Zwei Premieren-Sieger
Doch der 32-Jährige erwischte einen Traumlauf und siegte schließlich ex-aequo mit dem Italiener Dominik Paris. "Das war ein tolles Gefühl, als ich abgeschwungen bin und den Einser gesehen haben. Das war schon lange nicht mehr der Fall", so Reichelt nach dem Rennen. Mit diesem Sieg verlängerte er den ÖSV-Erfolgslauf in Bormio. Es war das 18 Rennen in Folge mit einem heimischen Athleten auf dem Podium.
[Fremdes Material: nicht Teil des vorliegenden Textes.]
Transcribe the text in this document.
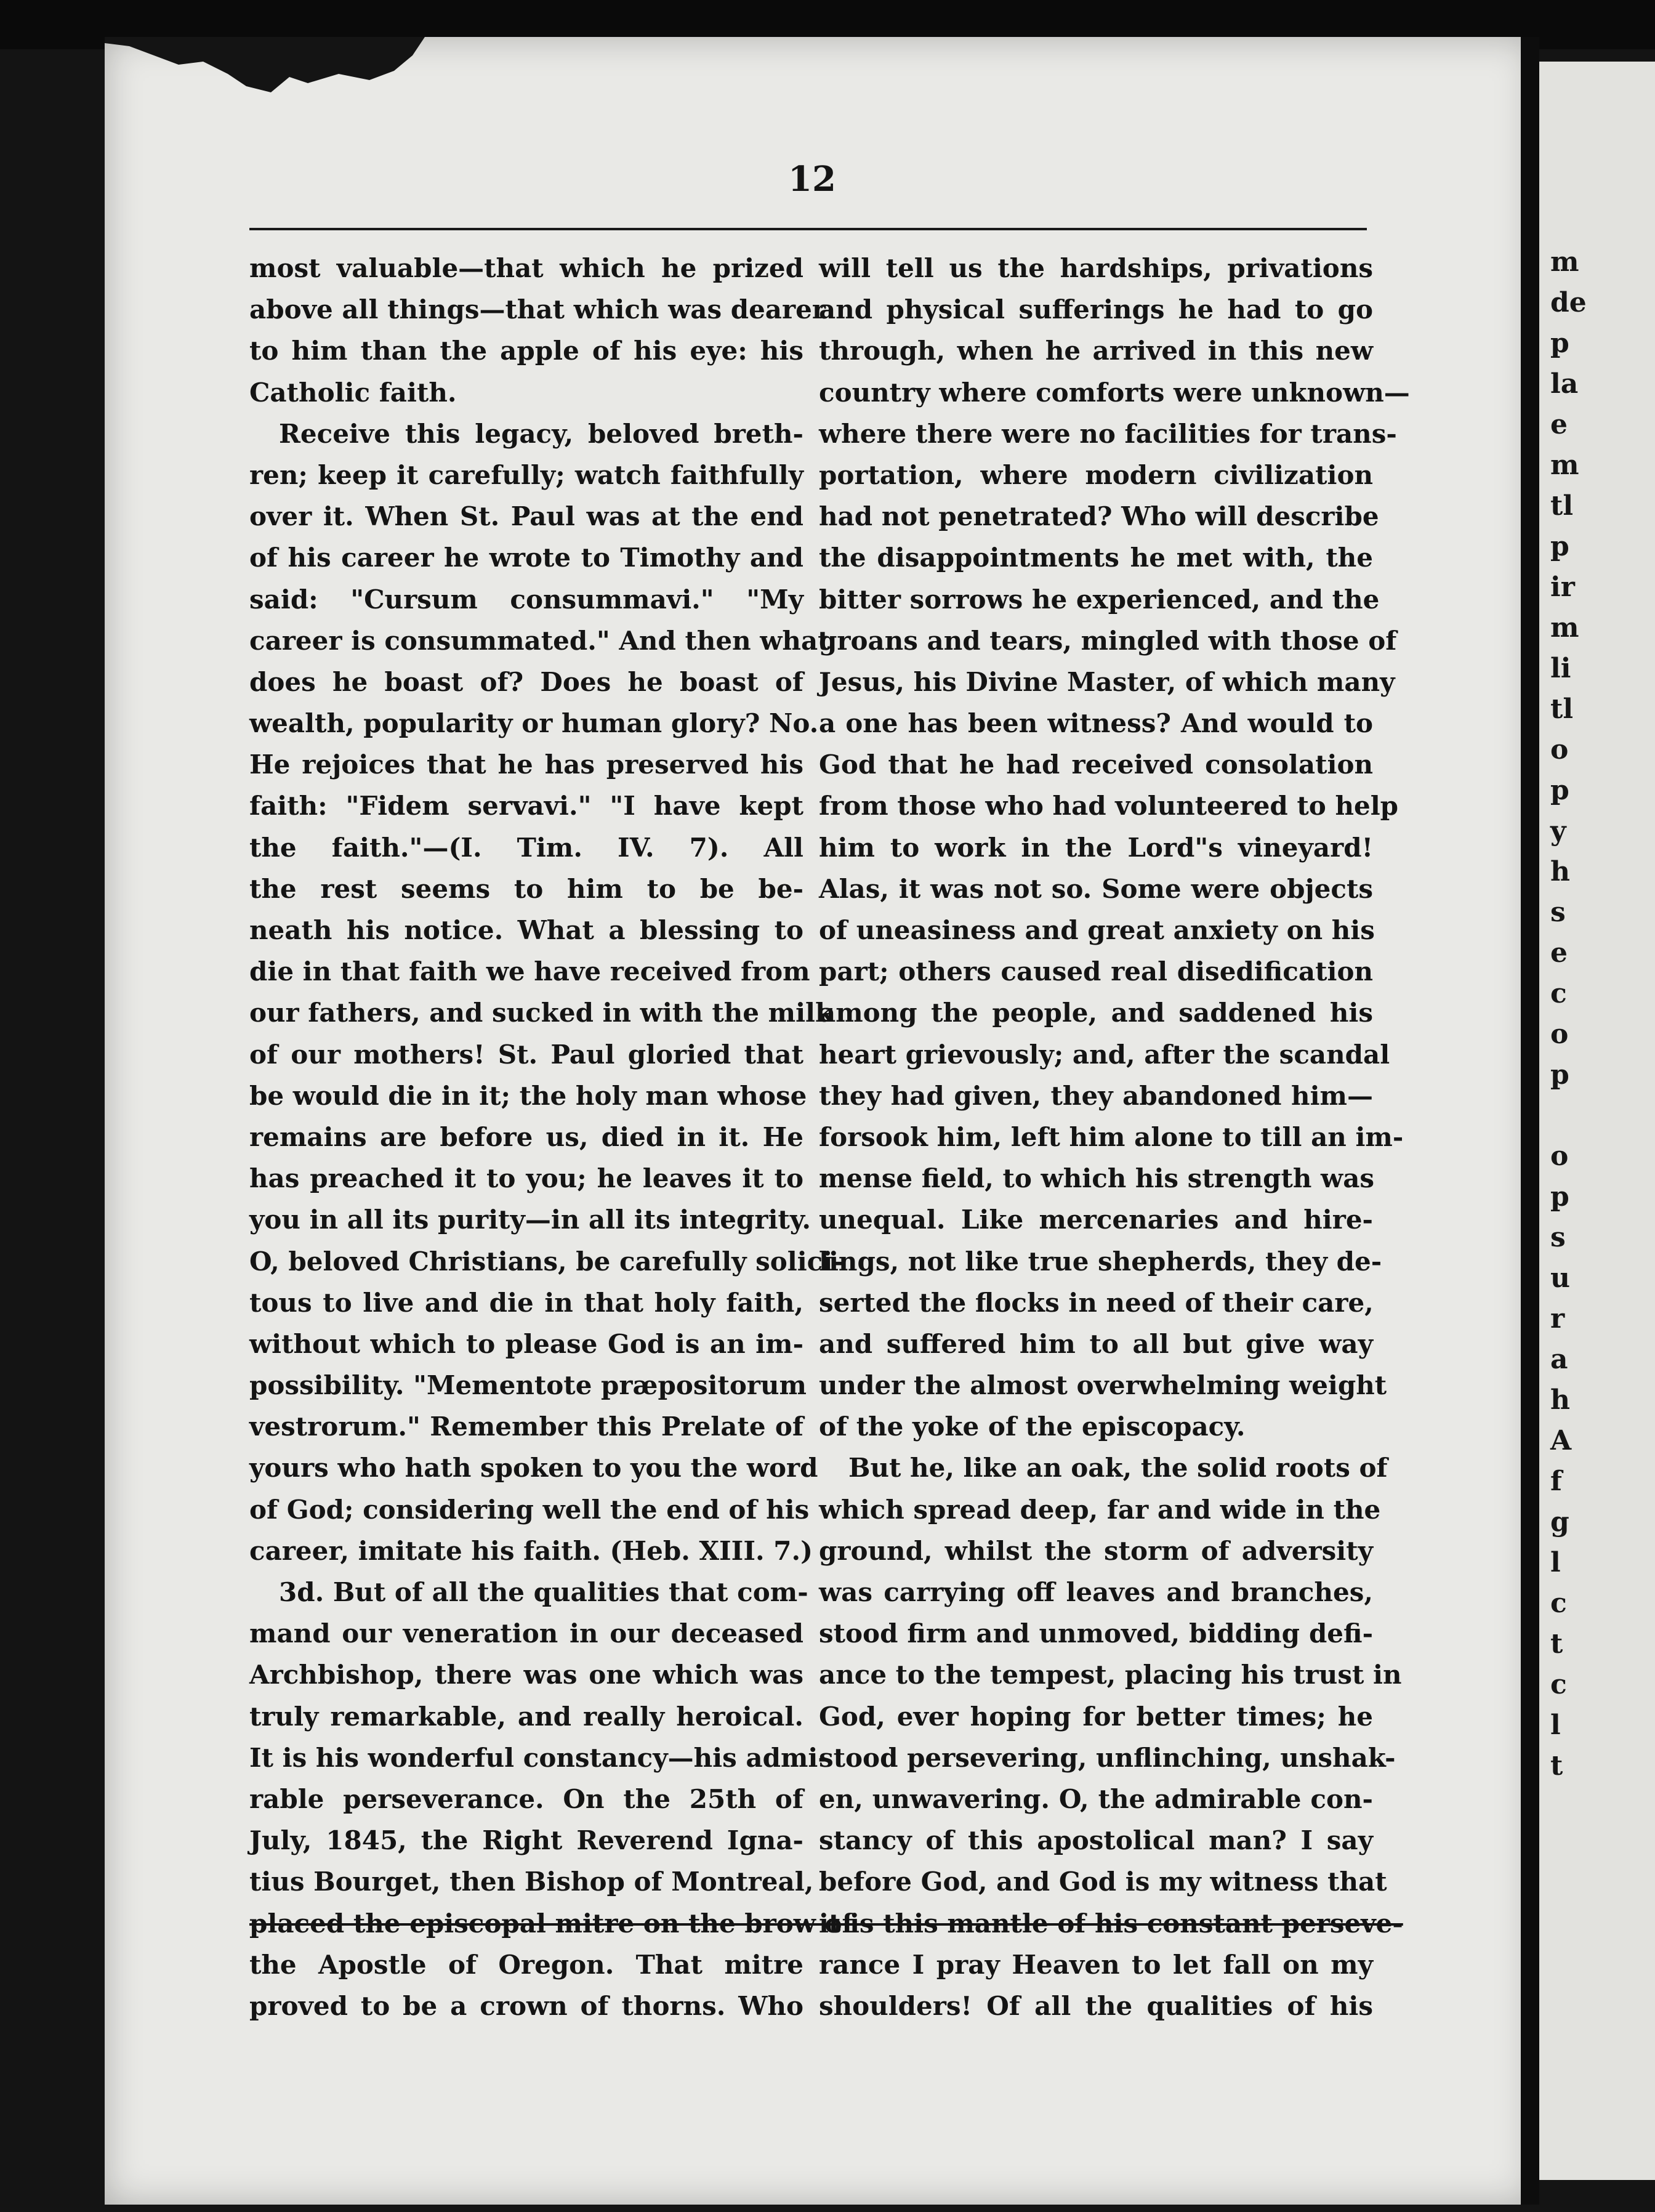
m
de
p
la
e
m
tl
p
ir
m
li
tl
o
p
y
h
s
e
c
o
p
o
p
s
u
r
a
h
A
f
g
l
c
t
c
l
t
12
most valuable—that which he prized
above all things—that which was dearer
to him than the apple of his eye: his
Catholic faith.
Receive this legacy, beloved breth-
ren; keep it carefully; watch faithfully
over it. When St. Paul was at the end
of his career he wrote to Timothy and
said: "Cursum consummavi." "My
career is consummated." And then what
does he boast of? Does he boast of
wealth, popularity or human glory? No.
He rejoices that he has preserved his
faith: "Fidem servavi." "I have kept
the faith."—(I. Tim. IV. 7). All
the rest seems to him to be be-
neath his notice. What a blessing to
die in that faith we have received from
our fathers, and sucked in with the milk
of our mothers! St. Paul gloried that
be would die in it; the holy man whose
remains are before us, died in it. He
has preached it to you; he leaves it to
you in all its purity—in all its integrity.
O, beloved Christians, be carefully solici-
tous to live and die in that holy faith,
without which to please God is an im-
possibility. "Mementote præpositorum
vestrorum." Remember this Prelate of
yours who hath spoken to you the word
of God; considering well the end of his
career, imitate his faith. (Heb. XIII. 7.)
3d. But of all the qualities that com-
mand our veneration in our deceased
Archbishop, there was one which was
truly remarkable, and really heroical.
It is his wonderful constancy—his admi-
rable perseverance. On the 25th of
July, 1845, the Right Reverend Igna-
tius Bourget, then Bishop of Montreal,
placed the episcopal mitre on the brow of
the Apostle of Oregon. That mitre
proved to be a crown of thorns. Who
will tell us the hardships, privations
and physical sufferings he had to go
through, when he arrived in this new
country where comforts were unknown—
where there were no facilities for trans-
portation, where modern civilization
had not penetrated? Who will describe
the disappointments he met with, the
bitter sorrows he experienced, and the
groans and tears, mingled with those of
Jesus, his Divine Master, of which many
a one has been witness? And would to
God that he had received consolation
from those who had volunteered to help
him to work in the Lord"s vineyard!
Alas, it was not so. Some were objects
of uneasiness and great anxiety on his
part; others caused real disedification
among the people, and saddened his
heart grievously; and, after the scandal
they had given, they abandoned him—
forsook him, left him alone to till an im-
mense field, to which his strength was
unequal. Like mercenaries and hire-
lings, not like true shepherds, they de-
serted the flocks in need of their care,
and suffered him to all but give way
under the almost overwhelming weight
of the yoke of the episcopacy.
But he, like an oak, the solid roots of
which spread deep, far and wide in the
ground, whilst the storm of adversity
was carrying off leaves and branches,
stood firm and unmoved, bidding defi-
ance to the tempest, placing his trust in
God, ever hoping for better times; he
stood persevering, unflinching, unshak-
en, unwavering. O, the admirable con-
stancy of this apostolical man? I say
before God, and God is my witness that
it is this mantle of his constant perseve-
rance I pray Heaven to let fall on my
shoulders! Of all the qualities of his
Hundertstelkrimi auf der Pista Stelvio
Als wäre es schon nicht kurios genug, dass es auf der mehr als drei Kilometer langen Pista Stelvio zwei Sieger gibt, waren auch die Abstände zum dritt- und viertplatzierten denkbar knapp. Mit einer Hundertstel Rückstand landete Aksel Lund Svindal auf Rang drei, Klaus Kröll kam mit 0,02 Sekunden Rückstand nicht über Rang vier hinaus.
"Das ist natürlich sehr bitter. Bei so einer schweren Abfahrt ist es normalerweise nicht so eng. Im ersten Moment habe ich mir gedacht, ein vierter Platz ist ganz gut, aber dann habe ich den Rückstand gesehen. Da fühlt man sich ein bisschen wie der Depp vom Tag", ärgte sich Kröll. Es war das erste Mal in der Geschichte des Herren-Weltcupzirkus, dass die ersten vier Fahrer lediglich durch zwei Hundertstel getrennt sind.